The infrapatellar fat body or pad represents an anterior part of the median septum, which, with the cruciate ligaments, separates the two femorotibial articulations. From the medial and lateral borders of the articular surface of the patella, reduplications of synovial mem- brane project into the interior of the joint and form two fringelike alar folds, which cover collections of fat. The fat pad is a normal structure but in many cases it may become inflamed or impinge within the patella and femoral condyle and become problematic.



In the region of the knee there is an important genicular anastomosis. This consists of a superficial plexus above and below the patella, plus a deep plexus on the capsule of the knee joint and the adjacent bony surfaces. The anastomosis is made up of terminal interconnections of 10 vessels. Two of these descend into the joint—the descending branch of the lateral circumflex femoral artery and the descending genicular branch of the femoral artery. Five are branches of the popliteal artery at the level of the knee—the medial superior genicular, lateral superior genicular, middle genicular, medial inferior genicular, and lateral inferior genicular arteries. Three branches of leg arteries ascend to the anastomosis—the posterior tibial recurrent, circumflex fibular, and anterior tibial recurrent arteries. Veins of the same names accompany the arteries. The lymphatics of the knee joint drain to the popliteal and inguinal node groups.

The nerves of the knee joint are numerous.

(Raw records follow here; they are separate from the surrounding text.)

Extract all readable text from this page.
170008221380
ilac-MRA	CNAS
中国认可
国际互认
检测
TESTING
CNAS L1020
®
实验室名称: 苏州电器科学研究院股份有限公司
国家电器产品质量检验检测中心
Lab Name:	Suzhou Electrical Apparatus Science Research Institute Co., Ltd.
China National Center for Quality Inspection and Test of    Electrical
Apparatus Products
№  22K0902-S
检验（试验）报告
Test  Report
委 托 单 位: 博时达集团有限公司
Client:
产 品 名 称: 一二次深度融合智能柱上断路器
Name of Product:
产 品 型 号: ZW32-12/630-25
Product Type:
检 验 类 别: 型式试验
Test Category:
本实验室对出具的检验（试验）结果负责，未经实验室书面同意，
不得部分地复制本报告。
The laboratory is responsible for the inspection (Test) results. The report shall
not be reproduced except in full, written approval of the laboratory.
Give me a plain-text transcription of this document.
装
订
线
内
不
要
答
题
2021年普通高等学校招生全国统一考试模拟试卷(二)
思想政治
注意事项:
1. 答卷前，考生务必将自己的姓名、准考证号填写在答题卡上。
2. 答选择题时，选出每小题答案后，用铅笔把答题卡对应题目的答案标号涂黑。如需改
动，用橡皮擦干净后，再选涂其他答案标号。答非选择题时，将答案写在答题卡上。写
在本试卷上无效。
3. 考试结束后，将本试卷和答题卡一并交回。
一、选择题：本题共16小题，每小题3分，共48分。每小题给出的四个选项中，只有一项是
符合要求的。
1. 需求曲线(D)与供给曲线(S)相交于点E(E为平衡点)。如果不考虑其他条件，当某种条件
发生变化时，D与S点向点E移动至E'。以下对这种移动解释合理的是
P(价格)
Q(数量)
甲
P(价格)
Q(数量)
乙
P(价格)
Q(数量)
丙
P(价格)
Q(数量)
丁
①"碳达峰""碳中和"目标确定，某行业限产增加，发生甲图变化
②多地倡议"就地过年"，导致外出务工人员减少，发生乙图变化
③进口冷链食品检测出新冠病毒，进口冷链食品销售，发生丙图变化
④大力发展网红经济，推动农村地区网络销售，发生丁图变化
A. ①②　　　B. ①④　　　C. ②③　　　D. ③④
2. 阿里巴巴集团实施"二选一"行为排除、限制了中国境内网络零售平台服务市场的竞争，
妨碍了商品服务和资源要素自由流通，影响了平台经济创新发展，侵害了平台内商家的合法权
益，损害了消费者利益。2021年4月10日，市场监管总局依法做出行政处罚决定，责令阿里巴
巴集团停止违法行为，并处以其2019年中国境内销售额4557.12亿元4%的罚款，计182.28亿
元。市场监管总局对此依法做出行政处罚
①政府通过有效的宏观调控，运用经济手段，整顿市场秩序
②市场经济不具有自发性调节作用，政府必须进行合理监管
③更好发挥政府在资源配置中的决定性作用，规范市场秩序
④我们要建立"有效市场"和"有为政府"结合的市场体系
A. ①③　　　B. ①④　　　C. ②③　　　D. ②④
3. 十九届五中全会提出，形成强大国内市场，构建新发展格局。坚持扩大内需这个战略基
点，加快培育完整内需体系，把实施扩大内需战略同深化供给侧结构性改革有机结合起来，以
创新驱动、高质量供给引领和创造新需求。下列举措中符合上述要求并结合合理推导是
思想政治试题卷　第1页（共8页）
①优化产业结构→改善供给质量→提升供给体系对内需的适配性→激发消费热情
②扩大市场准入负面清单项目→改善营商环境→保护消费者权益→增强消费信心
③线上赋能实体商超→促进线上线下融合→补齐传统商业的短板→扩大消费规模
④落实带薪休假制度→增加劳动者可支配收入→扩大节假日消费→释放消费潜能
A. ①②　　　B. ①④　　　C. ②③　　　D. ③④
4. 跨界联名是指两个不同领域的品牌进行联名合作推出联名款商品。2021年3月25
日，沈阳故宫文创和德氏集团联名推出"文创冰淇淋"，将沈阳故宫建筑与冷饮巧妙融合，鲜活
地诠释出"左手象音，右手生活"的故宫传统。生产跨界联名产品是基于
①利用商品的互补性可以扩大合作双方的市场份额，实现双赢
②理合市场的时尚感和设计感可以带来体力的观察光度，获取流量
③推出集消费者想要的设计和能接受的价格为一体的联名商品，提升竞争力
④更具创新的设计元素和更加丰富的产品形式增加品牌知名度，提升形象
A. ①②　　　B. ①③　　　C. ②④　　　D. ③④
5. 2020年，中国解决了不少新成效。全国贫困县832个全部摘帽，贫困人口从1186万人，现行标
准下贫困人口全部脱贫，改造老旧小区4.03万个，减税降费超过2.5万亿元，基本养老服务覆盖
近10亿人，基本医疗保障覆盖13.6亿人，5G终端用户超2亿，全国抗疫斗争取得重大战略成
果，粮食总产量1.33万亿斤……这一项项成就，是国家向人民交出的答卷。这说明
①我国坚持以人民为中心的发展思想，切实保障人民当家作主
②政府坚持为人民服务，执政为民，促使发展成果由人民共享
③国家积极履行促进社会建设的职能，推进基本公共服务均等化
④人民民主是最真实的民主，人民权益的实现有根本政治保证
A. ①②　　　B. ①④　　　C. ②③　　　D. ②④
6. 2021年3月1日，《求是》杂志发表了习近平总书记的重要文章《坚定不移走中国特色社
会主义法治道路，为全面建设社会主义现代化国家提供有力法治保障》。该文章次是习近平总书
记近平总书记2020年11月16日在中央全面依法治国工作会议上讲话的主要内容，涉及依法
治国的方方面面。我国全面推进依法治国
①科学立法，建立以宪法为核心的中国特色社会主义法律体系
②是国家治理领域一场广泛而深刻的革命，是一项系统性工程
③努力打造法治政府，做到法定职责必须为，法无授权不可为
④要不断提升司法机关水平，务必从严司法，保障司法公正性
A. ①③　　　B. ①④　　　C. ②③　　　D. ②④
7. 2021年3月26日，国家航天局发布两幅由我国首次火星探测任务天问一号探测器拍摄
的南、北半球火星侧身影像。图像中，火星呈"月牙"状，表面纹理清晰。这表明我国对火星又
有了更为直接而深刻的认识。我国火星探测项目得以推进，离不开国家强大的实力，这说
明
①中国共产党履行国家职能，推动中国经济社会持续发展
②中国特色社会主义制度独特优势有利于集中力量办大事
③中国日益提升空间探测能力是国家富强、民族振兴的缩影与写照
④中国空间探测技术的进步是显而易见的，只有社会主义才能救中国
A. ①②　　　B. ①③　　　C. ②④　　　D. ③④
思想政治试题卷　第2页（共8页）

Articular branches of the femoral nerve reach the knee via the nerves to the vastus muscles and the saphenous nerve. The posterior division of the obturator nerve ends in the joint, and there are also articular branches of the tibial and common peroneal nerves.

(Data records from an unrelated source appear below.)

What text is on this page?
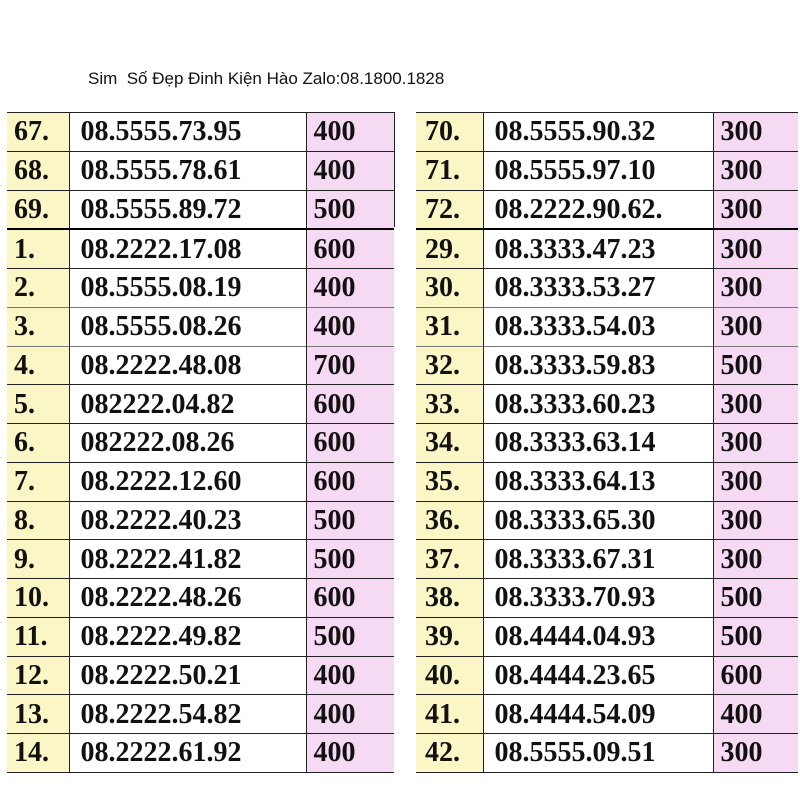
Sim  Số Đẹp Đinh Kiện Hào Zalo:08.1800.1828
67.	08.5555.73.95	400
68.	08.5555.78.61	400
69.	08.5555.89.72	500
1.	08.2222.17.08	600
2.	08.5555.08.19	400
3.	08.5555.08.26	400
4.	08.2222.48.08	700
5.	082222.04.82	600
6.	082222.08.26	600
7.	08.2222.12.60	600
8.	08.2222.40.23	500
9.	08.2222.41.82	500
10.	08.2222.48.26	600
11.	08.2222.49.82	500
12.	08.2222.50.21	400
13.	08.2222.54.82	400
14.	08.2222.61.92	400
70.	08.5555.90.32	300
71.	08.5555.97.10	300
72.	08.2222.90.62.	300
29.	08.3333.47.23	300
30.	08.3333.53.27	300
31.	08.3333.54.03	300
32.	08.3333.59.83	500
33.	08.3333.60.23	300
34.	08.3333.63.14	300
35.	08.3333.64.13	300
36.	08.3333.65.30	300
37.	08.3333.67.31	300
38.	08.3333.70.93	500
39.	08.4444.04.93	500
40.	08.4444.23.65	600
41.	08.4444.54.09	400
42.	08.5555.09.51	300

The large sesamoid is developed in the tendon of the quadriceps femoris muscle. It bears against the anterior articular surface of the inferior extremity of the femur and, by holding the tendon off the lower end of the femur, improves the angle of approach to the tendon to the tibial tuberosity. The convex anterior surface of the patella is striated vertically by the tendon fibers. The superior border is thick, giving attachment to the tendinous fibers of the rectus femoris and vastus intermedius muscles. The lateral and medial borders are thinner; they receive the fibers of the vastus lateralis and vastus medialis muscles. These borders converge to the pointed apex of the patella, which gives attachment to the patellar ligament. The articular surface is a smooth oval area, divided by a vertical ridge into two facets. The ridge occupies the groove on the patellar surface of the femur, the medial and lateral facets corresponding to facing surfaces of the femur. The lateral facet is broader and deeper than the medial. Inferior to the faceted area is a rough nonarticular portion from which the lower half of the patella ligament arises.

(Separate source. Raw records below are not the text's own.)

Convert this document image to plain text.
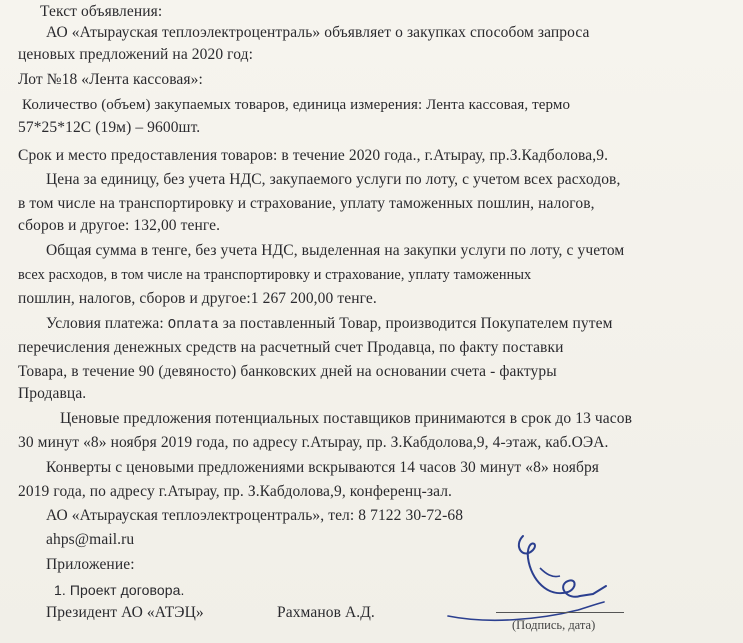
Текст объявления:
АО «Атырауская теплоэлектроцентраль» объявляет о закупках способом запроса
ценовых предложений на 2020 год:
Лот №18 «Лента кассовая»:
Количество (объем) закупаемых товаров, единица измерения: Лента кассовая, термо
57*25*12С (19м) – 9600шт.
Срок и место предоставления товаров: в течение 2020 года., г.Атырау, пр.З.Кадболова,9.
Цена за единицу, без учета НДС, закупаемого услуги по лоту, с учетом всех расходов,
в том числе на транспортировку и страхование, уплату таможенных пошлин, налогов,
сборов и другое: 132,00 тенге.
Общая сумма в тенге, без учета НДС, выделенная на закупки услуги по лоту, с учетом
всех расходов, в том числе на транспортировку и страхование, уплату таможенных
пошлин, налогов, сборов и другое:1 267 200,00 тенге.
Условия платежа: Оплата за поставленный Товар, производится Покупателем путем
перечисления денежных средств на расчетный счет Продавца, по факту поставки
Товара, в течение 90 (девяносто) банковских дней на основании счета - фактуры
Продавца.
Ценовые предложения потенциальных поставщиков принимаются в срок до 13 часов
30 минут «8» ноября 2019 года, по адресу г.Атырау, пр. З.Кабдолова,9, 4-этаж, каб.ОЭА.
Конверты с ценовыми предложениями вскрываются 14 часов 30 минут «8» ноября
2019 года, по адресу г.Атырау, пр. З.Кабдолова,9, конференц-зал.
АО «Атырауская теплоэлектроцентраль», тел: 8 7122 30-72-68
ahps@mail.ru
Приложение:
1. Проект договора.
Президент АО «АТЭЦ»	Рахманов А.Д.
(Подпись, дата)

The patella maintains a shifting contact with the femur in all positions of the knee. As the knee shifts from a fully flexed to a fully extended position, first the superior, then the middle, and lastly the inferior parts of the articular surface of the patella are brought into contact with the patellar surfaces of the femur. The largest amount of contact between the patella and the trochlea is at about 45 degrees of knee flexion.

Ossification develops from a single center, which appears early in the third year of life. Complete ossification occurs by age 13 in the male and at about age 10 in the female.